= Santino Deng Teng =

Sudanese politician (born 1922)

Santino Deng Teng (born 1922) was a Sudanese politician. He was elected to the House of Representatives in 1953, and held ministerial posts between 1954 and 1964.

==Early life==
Santino Deng Teng was born in 1922 at Makwan Kiir, belonging to the Dinka Paliet group in Aweil District. He was schooled at the Verona Father's Mission at Kwakjok Elementary School and St. Anthony's College in Bussere. He worked as an agriculturist and government officer in Lakes District, where he contributed to the formation of the Yirol Co-operative Society and was a member of the Yirol Council. He resigned from his government post in Lakes District to enter politics.

==Entry into politics==
He was elected to the House of Representatives in the 1953 Sudanese parliamentary election, standing as an independent candidate in the Aweil East constituency.
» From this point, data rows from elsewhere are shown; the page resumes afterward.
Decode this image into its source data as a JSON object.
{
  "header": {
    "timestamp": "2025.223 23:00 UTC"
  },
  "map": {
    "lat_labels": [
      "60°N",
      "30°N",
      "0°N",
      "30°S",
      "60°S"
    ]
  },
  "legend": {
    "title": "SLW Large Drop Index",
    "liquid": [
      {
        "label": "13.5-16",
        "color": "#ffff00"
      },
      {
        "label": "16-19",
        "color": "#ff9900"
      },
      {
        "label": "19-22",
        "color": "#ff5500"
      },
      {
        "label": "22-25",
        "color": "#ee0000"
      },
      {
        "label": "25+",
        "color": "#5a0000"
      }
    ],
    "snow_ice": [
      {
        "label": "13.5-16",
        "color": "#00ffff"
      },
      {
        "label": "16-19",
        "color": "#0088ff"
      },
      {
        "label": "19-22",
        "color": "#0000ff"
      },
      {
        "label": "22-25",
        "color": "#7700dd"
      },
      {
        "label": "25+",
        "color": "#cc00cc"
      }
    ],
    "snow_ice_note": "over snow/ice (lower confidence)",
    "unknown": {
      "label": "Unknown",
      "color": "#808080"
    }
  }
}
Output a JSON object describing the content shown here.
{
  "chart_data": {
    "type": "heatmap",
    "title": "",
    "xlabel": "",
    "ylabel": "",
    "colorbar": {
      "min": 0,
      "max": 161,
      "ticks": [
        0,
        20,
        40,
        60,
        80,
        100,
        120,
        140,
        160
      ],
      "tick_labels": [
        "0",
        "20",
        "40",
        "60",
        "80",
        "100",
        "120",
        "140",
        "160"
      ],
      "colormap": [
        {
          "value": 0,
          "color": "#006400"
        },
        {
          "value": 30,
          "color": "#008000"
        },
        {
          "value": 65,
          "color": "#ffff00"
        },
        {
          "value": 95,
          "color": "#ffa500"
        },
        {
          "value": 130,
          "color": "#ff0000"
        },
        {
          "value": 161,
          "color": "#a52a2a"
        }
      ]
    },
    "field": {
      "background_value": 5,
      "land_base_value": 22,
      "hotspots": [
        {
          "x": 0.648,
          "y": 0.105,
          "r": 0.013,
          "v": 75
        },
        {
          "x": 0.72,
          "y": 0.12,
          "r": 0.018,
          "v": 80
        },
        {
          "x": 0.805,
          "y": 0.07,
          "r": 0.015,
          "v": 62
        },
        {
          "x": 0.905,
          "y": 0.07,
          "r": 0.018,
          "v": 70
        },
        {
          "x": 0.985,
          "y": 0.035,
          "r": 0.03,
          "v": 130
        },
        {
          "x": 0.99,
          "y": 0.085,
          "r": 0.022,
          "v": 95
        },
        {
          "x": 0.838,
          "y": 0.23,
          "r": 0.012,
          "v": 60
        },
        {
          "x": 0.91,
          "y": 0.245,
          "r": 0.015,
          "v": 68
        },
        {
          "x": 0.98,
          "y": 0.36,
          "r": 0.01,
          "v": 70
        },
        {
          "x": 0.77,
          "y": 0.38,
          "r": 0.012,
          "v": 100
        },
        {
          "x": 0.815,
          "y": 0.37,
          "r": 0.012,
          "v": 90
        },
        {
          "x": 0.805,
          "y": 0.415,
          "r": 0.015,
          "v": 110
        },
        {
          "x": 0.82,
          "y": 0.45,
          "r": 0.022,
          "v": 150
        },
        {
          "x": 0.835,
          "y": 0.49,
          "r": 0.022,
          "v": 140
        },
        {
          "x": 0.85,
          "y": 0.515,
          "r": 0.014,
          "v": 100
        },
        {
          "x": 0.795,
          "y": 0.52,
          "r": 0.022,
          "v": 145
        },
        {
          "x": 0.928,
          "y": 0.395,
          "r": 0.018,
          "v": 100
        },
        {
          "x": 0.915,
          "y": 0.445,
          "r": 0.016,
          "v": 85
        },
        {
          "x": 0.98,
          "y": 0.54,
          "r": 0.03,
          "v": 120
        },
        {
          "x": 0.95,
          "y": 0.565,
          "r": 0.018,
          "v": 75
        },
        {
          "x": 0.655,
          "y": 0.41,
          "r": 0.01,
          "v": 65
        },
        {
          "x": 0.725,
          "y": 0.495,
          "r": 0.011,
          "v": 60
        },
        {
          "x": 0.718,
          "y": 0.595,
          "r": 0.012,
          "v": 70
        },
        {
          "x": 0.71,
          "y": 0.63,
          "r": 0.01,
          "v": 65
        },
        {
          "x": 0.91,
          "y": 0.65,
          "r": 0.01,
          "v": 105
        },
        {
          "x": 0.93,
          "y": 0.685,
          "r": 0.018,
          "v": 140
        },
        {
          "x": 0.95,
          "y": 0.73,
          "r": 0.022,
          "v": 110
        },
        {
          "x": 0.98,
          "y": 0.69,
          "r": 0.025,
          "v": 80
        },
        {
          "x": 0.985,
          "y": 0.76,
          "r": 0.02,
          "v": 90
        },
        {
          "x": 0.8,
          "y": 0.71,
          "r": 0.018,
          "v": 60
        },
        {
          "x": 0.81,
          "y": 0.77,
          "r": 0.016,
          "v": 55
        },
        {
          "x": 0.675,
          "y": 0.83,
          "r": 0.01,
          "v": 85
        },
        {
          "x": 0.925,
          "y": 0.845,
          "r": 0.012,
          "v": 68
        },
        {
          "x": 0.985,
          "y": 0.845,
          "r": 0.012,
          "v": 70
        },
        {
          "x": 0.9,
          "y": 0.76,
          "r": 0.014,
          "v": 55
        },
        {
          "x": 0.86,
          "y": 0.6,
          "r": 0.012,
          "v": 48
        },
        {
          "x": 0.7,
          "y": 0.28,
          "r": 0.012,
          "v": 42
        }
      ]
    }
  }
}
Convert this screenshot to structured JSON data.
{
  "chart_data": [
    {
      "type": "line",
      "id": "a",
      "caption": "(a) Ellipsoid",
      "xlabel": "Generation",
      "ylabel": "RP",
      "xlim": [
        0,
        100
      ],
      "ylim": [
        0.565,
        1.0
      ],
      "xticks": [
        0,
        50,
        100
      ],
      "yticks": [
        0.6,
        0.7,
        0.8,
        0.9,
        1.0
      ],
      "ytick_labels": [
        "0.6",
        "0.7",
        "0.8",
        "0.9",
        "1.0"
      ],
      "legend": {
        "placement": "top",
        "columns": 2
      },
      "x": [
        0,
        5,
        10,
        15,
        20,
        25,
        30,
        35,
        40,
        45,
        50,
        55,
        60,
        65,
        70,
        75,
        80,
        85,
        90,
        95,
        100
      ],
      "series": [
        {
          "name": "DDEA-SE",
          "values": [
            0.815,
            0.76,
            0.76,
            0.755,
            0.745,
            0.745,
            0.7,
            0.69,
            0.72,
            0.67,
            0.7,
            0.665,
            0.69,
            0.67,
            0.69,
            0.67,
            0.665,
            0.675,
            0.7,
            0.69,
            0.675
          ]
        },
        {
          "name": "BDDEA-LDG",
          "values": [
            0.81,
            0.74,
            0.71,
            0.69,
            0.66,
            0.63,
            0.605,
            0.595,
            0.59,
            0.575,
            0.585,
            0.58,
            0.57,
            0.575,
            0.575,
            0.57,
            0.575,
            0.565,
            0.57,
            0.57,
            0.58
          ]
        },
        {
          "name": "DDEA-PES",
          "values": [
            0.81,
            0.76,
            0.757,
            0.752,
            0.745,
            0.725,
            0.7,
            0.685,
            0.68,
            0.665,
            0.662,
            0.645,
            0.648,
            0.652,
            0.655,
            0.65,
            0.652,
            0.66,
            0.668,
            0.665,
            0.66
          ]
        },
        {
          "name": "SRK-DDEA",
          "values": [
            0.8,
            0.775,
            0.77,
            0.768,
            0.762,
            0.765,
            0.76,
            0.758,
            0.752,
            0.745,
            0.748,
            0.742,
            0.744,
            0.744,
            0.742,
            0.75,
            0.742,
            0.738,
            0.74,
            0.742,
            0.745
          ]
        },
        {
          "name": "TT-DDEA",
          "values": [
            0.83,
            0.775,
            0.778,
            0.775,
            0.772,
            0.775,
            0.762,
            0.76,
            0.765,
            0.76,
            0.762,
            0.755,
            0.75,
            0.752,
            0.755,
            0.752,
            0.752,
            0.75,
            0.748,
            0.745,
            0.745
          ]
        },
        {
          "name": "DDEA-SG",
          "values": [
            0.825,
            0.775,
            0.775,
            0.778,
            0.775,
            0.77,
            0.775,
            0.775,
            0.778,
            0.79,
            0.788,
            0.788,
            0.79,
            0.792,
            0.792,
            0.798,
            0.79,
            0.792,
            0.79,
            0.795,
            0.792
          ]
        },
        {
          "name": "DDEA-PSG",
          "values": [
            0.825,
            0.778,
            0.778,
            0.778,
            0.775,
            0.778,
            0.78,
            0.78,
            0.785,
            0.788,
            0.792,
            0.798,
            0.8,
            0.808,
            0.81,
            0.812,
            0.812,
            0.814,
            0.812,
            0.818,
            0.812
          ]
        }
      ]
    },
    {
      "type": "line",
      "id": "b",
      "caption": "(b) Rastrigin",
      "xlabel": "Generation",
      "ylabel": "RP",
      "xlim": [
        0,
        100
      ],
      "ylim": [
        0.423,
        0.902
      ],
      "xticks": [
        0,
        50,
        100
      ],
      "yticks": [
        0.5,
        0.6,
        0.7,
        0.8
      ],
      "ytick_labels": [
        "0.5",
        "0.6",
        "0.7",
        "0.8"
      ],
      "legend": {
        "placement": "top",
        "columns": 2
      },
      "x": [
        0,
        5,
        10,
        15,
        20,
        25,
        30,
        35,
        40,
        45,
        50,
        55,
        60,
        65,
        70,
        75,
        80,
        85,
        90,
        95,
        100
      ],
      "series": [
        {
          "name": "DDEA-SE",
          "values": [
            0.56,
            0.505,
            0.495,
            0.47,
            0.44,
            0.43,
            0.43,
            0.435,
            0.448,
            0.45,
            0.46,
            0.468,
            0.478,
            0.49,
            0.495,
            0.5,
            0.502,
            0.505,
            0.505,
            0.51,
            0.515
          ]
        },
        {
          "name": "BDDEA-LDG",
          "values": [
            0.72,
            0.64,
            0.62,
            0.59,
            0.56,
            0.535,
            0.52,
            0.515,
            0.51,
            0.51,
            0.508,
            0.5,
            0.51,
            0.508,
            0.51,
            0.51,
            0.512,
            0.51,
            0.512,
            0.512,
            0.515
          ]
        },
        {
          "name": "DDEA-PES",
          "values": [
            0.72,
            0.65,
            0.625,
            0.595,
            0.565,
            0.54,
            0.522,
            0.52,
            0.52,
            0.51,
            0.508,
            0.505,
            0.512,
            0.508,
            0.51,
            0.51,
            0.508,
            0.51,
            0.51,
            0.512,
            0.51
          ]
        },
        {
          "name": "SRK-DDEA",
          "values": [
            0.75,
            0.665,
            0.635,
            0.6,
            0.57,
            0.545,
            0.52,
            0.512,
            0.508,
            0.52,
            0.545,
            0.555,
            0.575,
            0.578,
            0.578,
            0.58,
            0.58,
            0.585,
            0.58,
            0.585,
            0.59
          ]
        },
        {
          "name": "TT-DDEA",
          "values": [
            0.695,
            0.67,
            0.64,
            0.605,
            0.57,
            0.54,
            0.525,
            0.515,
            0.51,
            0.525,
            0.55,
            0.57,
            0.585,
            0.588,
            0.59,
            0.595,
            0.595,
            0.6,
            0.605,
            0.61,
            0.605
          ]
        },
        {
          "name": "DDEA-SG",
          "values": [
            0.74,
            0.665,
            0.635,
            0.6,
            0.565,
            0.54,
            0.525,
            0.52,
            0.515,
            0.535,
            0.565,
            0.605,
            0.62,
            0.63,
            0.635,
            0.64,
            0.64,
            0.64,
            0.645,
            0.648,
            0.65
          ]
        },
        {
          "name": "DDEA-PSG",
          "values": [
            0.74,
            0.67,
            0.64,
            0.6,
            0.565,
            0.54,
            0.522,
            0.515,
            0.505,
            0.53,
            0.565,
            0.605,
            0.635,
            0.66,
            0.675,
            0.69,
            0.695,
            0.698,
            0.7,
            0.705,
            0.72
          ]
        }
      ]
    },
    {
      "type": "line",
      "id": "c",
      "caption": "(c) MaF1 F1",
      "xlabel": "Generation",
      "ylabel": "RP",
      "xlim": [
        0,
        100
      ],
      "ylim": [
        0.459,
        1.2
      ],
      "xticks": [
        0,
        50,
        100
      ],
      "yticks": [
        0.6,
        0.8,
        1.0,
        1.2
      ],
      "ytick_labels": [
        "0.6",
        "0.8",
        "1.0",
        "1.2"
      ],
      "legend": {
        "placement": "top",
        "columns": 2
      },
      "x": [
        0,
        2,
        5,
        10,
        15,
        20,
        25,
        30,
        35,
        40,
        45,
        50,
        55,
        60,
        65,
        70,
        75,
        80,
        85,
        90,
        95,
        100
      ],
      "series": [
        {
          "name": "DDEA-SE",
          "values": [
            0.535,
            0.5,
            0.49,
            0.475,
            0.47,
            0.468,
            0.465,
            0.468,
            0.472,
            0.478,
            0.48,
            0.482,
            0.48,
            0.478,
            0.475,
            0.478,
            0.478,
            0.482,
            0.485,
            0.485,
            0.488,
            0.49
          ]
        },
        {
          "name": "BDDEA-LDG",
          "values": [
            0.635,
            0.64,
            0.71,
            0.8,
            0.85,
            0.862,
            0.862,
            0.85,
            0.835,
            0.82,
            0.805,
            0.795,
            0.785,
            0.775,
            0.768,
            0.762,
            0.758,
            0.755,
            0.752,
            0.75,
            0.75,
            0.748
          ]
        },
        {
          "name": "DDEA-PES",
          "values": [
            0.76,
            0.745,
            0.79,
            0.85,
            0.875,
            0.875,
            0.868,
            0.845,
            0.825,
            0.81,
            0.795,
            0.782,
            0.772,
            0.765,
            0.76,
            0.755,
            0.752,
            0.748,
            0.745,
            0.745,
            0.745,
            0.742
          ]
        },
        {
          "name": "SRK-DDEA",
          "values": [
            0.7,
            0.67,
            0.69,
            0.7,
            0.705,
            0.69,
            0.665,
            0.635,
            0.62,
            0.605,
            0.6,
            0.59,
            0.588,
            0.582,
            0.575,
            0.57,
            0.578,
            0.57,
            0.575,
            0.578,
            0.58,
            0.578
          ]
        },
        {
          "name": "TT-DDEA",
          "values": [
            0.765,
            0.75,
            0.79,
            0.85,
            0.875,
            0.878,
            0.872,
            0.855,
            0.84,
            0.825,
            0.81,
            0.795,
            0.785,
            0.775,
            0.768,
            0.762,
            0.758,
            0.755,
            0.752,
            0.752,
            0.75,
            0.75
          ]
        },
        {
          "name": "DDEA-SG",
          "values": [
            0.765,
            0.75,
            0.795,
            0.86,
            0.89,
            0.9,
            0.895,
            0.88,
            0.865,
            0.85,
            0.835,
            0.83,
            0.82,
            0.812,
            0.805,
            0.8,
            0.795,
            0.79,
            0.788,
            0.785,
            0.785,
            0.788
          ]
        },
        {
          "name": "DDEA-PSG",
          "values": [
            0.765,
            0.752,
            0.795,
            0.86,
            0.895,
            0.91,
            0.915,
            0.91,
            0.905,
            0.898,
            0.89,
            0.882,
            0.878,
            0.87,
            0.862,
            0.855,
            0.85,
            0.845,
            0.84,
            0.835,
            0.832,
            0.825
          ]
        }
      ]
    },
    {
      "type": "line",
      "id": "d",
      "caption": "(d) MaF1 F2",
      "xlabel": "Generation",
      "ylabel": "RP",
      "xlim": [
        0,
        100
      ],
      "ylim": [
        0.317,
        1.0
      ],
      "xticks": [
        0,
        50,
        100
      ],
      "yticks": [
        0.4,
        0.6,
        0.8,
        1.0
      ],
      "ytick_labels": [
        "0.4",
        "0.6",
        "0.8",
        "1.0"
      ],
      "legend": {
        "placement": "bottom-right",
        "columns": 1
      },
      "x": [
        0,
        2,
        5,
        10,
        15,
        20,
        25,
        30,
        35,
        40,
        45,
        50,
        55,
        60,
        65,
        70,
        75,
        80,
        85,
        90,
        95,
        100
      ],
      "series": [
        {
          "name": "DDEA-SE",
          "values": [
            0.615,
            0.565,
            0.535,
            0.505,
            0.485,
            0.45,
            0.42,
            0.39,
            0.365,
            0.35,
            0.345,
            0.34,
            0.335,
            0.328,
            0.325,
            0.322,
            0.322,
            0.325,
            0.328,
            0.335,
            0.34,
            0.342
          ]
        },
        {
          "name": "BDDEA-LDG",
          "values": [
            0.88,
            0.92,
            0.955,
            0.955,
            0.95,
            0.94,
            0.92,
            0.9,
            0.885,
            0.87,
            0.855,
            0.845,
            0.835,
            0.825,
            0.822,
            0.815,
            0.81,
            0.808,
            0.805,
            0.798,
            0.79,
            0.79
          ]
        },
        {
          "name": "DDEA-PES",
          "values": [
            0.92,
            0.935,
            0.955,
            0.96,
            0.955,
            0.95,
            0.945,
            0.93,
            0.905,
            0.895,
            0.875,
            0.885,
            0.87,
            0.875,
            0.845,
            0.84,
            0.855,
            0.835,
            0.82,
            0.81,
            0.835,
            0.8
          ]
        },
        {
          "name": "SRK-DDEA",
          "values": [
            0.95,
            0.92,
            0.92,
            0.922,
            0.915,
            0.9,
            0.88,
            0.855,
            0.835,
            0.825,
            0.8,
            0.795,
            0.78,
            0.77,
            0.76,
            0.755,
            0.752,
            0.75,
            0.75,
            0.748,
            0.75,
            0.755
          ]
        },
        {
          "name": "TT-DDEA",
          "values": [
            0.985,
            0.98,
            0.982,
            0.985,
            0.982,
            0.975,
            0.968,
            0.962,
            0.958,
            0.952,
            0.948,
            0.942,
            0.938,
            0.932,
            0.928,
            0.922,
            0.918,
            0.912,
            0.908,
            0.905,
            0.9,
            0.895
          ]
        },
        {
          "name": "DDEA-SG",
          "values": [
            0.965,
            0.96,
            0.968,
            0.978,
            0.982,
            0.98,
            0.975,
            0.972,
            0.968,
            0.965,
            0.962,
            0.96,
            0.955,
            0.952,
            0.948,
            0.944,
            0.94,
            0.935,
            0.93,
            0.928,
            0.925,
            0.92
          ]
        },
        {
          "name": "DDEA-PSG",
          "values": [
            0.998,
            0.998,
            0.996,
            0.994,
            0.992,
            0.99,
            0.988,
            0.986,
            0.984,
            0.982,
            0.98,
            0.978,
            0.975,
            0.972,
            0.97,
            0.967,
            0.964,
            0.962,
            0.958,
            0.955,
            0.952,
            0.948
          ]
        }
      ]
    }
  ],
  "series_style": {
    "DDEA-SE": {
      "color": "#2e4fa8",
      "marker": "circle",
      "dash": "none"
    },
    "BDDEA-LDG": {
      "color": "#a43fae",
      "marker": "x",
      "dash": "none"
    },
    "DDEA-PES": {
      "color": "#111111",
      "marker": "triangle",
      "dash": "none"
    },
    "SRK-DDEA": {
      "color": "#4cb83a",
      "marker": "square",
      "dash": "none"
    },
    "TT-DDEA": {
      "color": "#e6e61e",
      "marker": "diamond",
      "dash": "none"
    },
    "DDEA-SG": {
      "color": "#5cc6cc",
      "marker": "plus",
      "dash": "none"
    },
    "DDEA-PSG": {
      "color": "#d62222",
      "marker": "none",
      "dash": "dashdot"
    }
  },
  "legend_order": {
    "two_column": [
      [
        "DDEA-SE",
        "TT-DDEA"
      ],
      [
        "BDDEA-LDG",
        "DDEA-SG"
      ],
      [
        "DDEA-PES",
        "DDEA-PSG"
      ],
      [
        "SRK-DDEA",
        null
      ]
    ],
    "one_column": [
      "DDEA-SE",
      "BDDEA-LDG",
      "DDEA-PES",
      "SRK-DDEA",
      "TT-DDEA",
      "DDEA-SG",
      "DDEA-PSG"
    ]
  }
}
Soon after the election he joined the National Unionist Party. He was named Minister of State without Portfolio in the Ismail al-Azhari government in January 1954, promoted by Al-Azhari to Minister of Stores and Equipment in January 1955 following the cabinet crisis of December 1954. Per historian Robert O. Collins, he functioned as "a token southern minister and reliable sycophant in every government from 1954 to 1964".

==Military rule==
Santino Deng Teng was re-elected to parliament in the 1958 Sudanese parliamentary election, after which he was named Minister of Animal Resources. He retained his post as Minister of Animal Resources in the cabinet of the Ibrahim Abboud military junta in November 1958. Santino Deng Teng was the sole Southerner to serve as Minister in the Abboud government. He remained in his ministerial post until the October 1964 revolution that ended Abboud rule.

==North-South conflict==
At the time of the 1965 Round Table Conference between Northern and Southern leaders, Santino belonged to a minority group among the Southerners, the Other Shades of Opinion grouping (sponsored by Northern leaders) which favoured a decentralized Sudanese state rather than federalism. Soon thereafter became the founding president of the Sudan Unity Party. He set up a militia as self-defense against the Anyanya.

Santino lost his parliamentary seat in the 1968 Sudanese parliamentary election, and largely withdrew from politics and public life after 1972.